Not your usual fringe width

Consider the intensity at a point $(r\cos{\theta} , r\sin{\theta} )..... 0 < \theta < \pi$

The path difference between the light waves reaching the point P can be found using geometry and it comes out to be

$\Delta x = d \sin{\frac{ \theta}{2} }$

( Hint : consider the coordinates of the slits $S_1$ and $S_2$ in polar form and find $| S_{1}P - S_{2}P |$ )

For a Maxima , $\Delta x = n \lambda$ where $\lambda$ is wavelength .

Consider two successive Maximas formed at angles $\theta_1$ , $\theta_2$ .
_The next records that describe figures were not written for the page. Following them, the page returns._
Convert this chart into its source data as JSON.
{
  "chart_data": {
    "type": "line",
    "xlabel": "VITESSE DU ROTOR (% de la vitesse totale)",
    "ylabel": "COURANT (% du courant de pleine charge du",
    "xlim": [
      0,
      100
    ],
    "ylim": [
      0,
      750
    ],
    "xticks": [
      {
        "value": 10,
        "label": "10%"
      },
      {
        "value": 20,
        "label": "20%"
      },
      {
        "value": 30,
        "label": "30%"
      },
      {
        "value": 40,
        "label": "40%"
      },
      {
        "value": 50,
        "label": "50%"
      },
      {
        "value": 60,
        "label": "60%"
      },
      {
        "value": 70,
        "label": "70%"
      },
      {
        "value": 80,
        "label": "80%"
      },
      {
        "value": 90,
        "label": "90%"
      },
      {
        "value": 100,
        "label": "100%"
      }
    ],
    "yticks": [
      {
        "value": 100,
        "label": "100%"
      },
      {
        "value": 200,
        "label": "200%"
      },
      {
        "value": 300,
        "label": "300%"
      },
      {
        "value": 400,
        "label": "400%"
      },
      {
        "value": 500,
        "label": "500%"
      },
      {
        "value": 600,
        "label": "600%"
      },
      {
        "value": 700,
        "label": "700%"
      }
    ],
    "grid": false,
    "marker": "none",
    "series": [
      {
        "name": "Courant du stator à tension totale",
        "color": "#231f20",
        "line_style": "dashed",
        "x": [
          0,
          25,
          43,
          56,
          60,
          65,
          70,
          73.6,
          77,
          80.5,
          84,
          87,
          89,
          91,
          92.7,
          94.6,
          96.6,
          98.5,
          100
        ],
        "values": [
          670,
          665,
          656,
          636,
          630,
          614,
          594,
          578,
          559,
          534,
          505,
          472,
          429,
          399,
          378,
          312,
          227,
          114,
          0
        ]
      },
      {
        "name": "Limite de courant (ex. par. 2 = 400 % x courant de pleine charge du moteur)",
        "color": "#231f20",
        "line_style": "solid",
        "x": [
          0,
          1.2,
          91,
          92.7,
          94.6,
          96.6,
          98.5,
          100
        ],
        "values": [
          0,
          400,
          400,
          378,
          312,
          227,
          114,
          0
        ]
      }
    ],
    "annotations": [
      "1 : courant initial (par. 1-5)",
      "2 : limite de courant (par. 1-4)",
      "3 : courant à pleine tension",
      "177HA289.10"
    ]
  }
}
Since $\dfrac{ \lambda} { d}$ is of the order of a millimeter , we can approximate the distance between two successive Maximas to be

$\beta \approx R ( \theta_2 - \theta_1 ) = R \Delta \theta$

Also we have $\sin{ \frac{\theta_2}{ 2}} - \sin{ \frac{ \theta_1 }{2} } \approx \dfrac{ \cos{ \frac{ \theta_1}{2} } \Delta \theta }{2} = \frac{ \lambda }{ d}$

Using this, we get

$\beta = \dfrac{2 R \lambda }{d \cos{ \frac{ \theta_1 }{2} } }$

When $\theta_1 = 60° , \color{#3D99F6}{ \beta = \dfrac{ 4R \lambda}{d \sqrt{3} } = 0.9237 mm }$